Distributed training: how to avoid loading dataset in memory N times

I would like to use DistributedSampler for MPI training of a neural net.

The problem is that, as far as I can tell, even if each process only loops over a subset of the data, the full dataset is loaded in memory once per process.

What’s the correct way to train a neural net (e.g. with SGD) on multiple processes without loading the dataset in memory N times? (I could split the data between workers manually, but that gets tricky fast because I would need to make sure that each worker processes the same exact number of batches at every epoch).


a simple reproducer of the large memory usage: run with mpirun -n N test.py, see each process occupying always the same amount of RAM.

from torch.utils.data import DistributedSampler, DataLoader, TensorDataset
import torch as to
import torch.distributed as dist
import time

if __name__ == "__main__":
  ds = TensorDataset(to.arange(100000000))
  sampler = DistributedSampler(ds)
  dl = DataLoader(ds, batch_size=2, sampler=sampler)
  for b in dl:
1 Like

Partial answer, I think: it looks like DistributedSampler duplicates datapoints so that all processes can run on the same number of batches. At different epochs, DistributedSampler duplicates different datapoints, and reshuffles datapoints between processes. It would be awkward to do all this if each process didn’t have a copy of the data.

Hi @bluehood

Do you have any additional insight into this? I’m running into this problem as well.

@ptrblck and @fduwjj – is there any way to get around this? I have 8 GPUs on a single node, and each GPU has 12.3GB of memory. The Linux machine I’m using has a CPU with 128GB memory. My dataset is upwards of 30GB, so making 8 copies of this is intractable, unless I lazy load the data, which would add a non-trivial amount of pre-processing time for every batch.

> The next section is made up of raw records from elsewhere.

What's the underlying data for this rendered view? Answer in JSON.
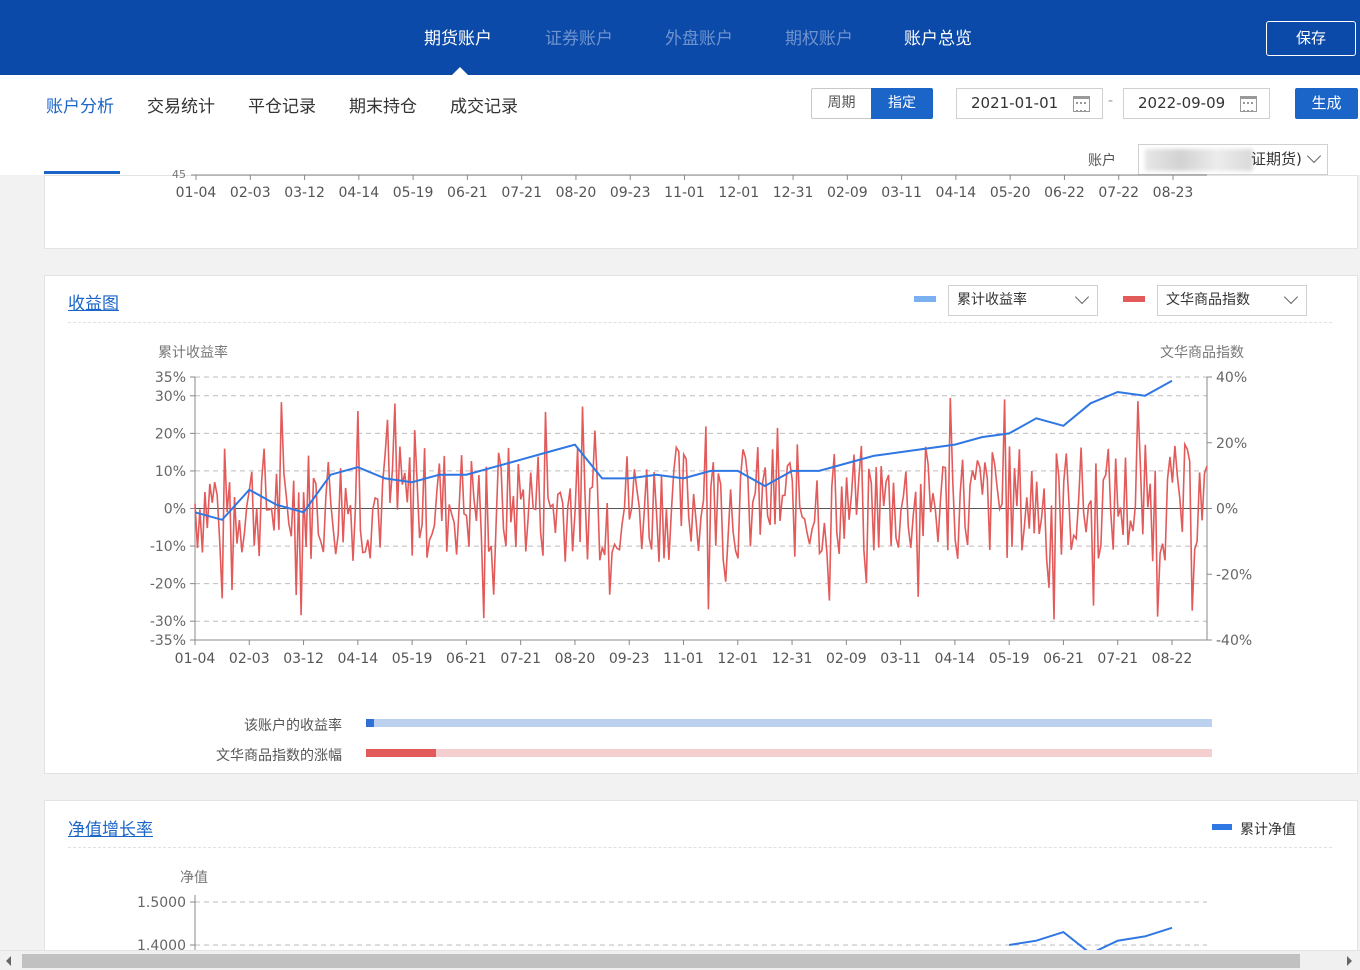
{
  "topnav": {
    "tabs": [
      {
        "label": "期货账户",
        "active": true
      },
      {
        "label": "证券账户",
        "active": false
      },
      {
        "label": "外盘账户",
        "active": false
      },
      {
        "label": "期权账户",
        "active": false
      },
      {
        "label": "账户总览",
        "active": true
      }
    ],
    "save_label": "保存"
  },
  "subnav": {
    "tabs": [
      {
        "label": "账户分析",
        "active": true
      },
      {
        "label": "交易统计",
        "active": false
      },
      {
        "label": "平仓记录",
        "active": false
      },
      {
        "label": "期末持仓",
        "active": false
      },
      {
        "label": "成交记录",
        "active": false
      }
    ],
    "period_label": "周期",
    "custom_label": "指定",
    "start_date": "2021-01-01",
    "end_date": "2022-09-09",
    "date_separator": "-",
    "generate_label": "生成",
    "account_label": "账户",
    "account_value": "证期货)"
  },
  "top_chart": {
    "cut_tick": "45",
    "x_ticks": [
      "01-04",
      "02-03",
      "03-12",
      "04-14",
      "05-19",
      "06-21",
      "07-21",
      "08-20",
      "09-23",
      "11-01",
      "12-01",
      "12-31",
      "02-09",
      "03-11",
      "04-14",
      "05-20",
      "06-22",
      "07-22",
      "08-23"
    ]
  },
  "returns_card": {
    "title": "收益图",
    "legend_left": "累计收益率",
    "legend_right": "文华商品指数",
    "colors": {
      "blue": "#2f77e3",
      "red": "#e35a5a",
      "blue_swatch": "#7ab0f0",
      "red_swatch": "#e35a5a"
    },
    "y_left_title": "累计收益率",
    "y_right_title": "文华商品指数",
    "bar_account_label": "该账户的收益率",
    "bar_index_label": "文华商品指数的涨幅",
    "bar_account_fraction": 0.01,
    "bar_index_fraction": 0.083
  },
  "chart_data": {
    "type": "line",
    "xlabel": "",
    "ylabel": "累计收益率",
    "y2label": "文华商品指数",
    "x_ticks": [
      "01-04",
      "02-03",
      "03-12",
      "04-14",
      "05-19",
      "06-21",
      "07-21",
      "08-20",
      "09-23",
      "11-01",
      "12-01",
      "12-31",
      "02-09",
      "03-11",
      "04-14",
      "05-19",
      "06-21",
      "07-21",
      "08-22"
    ],
    "y_left_ticks": [
      "35%",
      "30%",
      "20%",
      "10%",
      "0%",
      "-10%",
      "-20%",
      "-30%",
      "-35%"
    ],
    "y_right_ticks": [
      "40%",
      "20%",
      "0%",
      "-20%",
      "-40%"
    ],
    "ylim": [
      -35,
      35
    ],
    "y2lim": [
      -40,
      40
    ],
    "series": [
      {
        "name": "累计收益率",
        "axis": "left",
        "x_index": [
          0,
          0.5,
          1,
          1.5,
          2,
          2.5,
          3,
          3.5,
          4,
          4.5,
          5,
          5.5,
          6,
          6.5,
          7,
          7.5,
          8,
          8.5,
          9,
          9.5,
          10,
          10.5,
          11,
          11.5,
          12,
          12.5,
          13,
          13.5,
          14,
          14.5,
          15,
          15.5,
          16,
          16.5,
          17,
          17.5,
          18
        ],
        "values": [
          -1,
          -3,
          5,
          1,
          -1,
          9,
          11,
          8,
          7,
          9,
          9,
          11,
          13,
          15,
          17,
          8,
          8,
          9,
          8,
          10,
          10,
          6,
          10,
          10,
          12,
          14,
          15,
          16,
          17,
          19,
          20,
          24,
          22,
          28,
          31,
          30,
          34
        ],
        "color": "#2f77e3"
      },
      {
        "name": "文华商品指数",
        "axis": "right",
        "note_values": "daily returns, oscillating mostly between -25% and +30%",
        "color": "#e35a5a"
      }
    ]
  },
  "nav_card": {
    "title": "净值增长率",
    "legend": "累计净值",
    "y_title": "净值",
    "y_ticks": [
      "1.5000",
      "1.4000"
    ],
    "color": "#2f77e3"
  },
  "nav_chart_data": {
    "type": "line",
    "ylabel": "净值",
    "ylim": [
      1.4,
      1.5
    ],
    "series": [
      {
        "name": "累计净值",
        "x_index": [
          15,
          15.5,
          16,
          16.5,
          17,
          17.5,
          18
        ],
        "values": [
          1.4,
          1.41,
          1.43,
          1.38,
          1.41,
          1.42,
          1.44
        ]
      }
    ]
  }
}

Any help is much appreciated.


Lazily loading the dataset is the common approach as you wouldn’t need a lot of changes in your code and coulf just use the mentioned Distributed Sampler. If that’s not possible try to use torch.multiprocessing to share the data as described here.

Thanks @ptrblck

I’m currently using torch.distributed as opposed to torch.multiprocessing (see below for template code). Would using torch.multiprocessing as opposed to torch.distributed solve having to make copies of the full dataset / is there a preference for using one over the other?

def train(local_world_size, local_rank, args):

    # GPU setup
    n = torch.cuda.device_count() // local_world_size
    device_ids = list(range(local_rank * n, (local_rank + 1) * n))

    dataset = Dataset1(root=args.root_dir,
                       in_memory=False,               # load data up front (don't lazy load)
                       n_samples=args.n_samples, ...) # only load subset of data

    # set up data samplers
    sampler = DistributedSampler(dataset, rank=local_rank, shuffle=True, seed=0)

    # set up dataloaders
    loader = DataLoader(dataset, batch_size=args.batch_size, num_workers=1, sampler=sampler)

def main(local_world_size, local_rank, args):
    # These are the parameters used to initialize the process group
    env_dict = {
        key: os.environ[key]
        for key in ("MASTER_ADDR", "MASTER_PORT", "RANK", "WORLD_SIZE")
    print(f"[{os.getpid()}] Initializing process group with: {env_dict}")
        f"[{os.getpid()}] world_size = {dist.get_world_size()}, "
        + f"rank = {dist.get_rank()}, backend={dist.get_backend()}"

    # train your model
    train(args.local_world_size, args.local_rank, args)

    # Tear down the process group

Using this approach above results in making n-devices copies of the loaded dataset. Within the Dataset1 class, the loaded tensors are already stored on CPU using the data.cpu() method, both when loading up front and when lazy loading – all data is then transferred to the GPU devices during batching.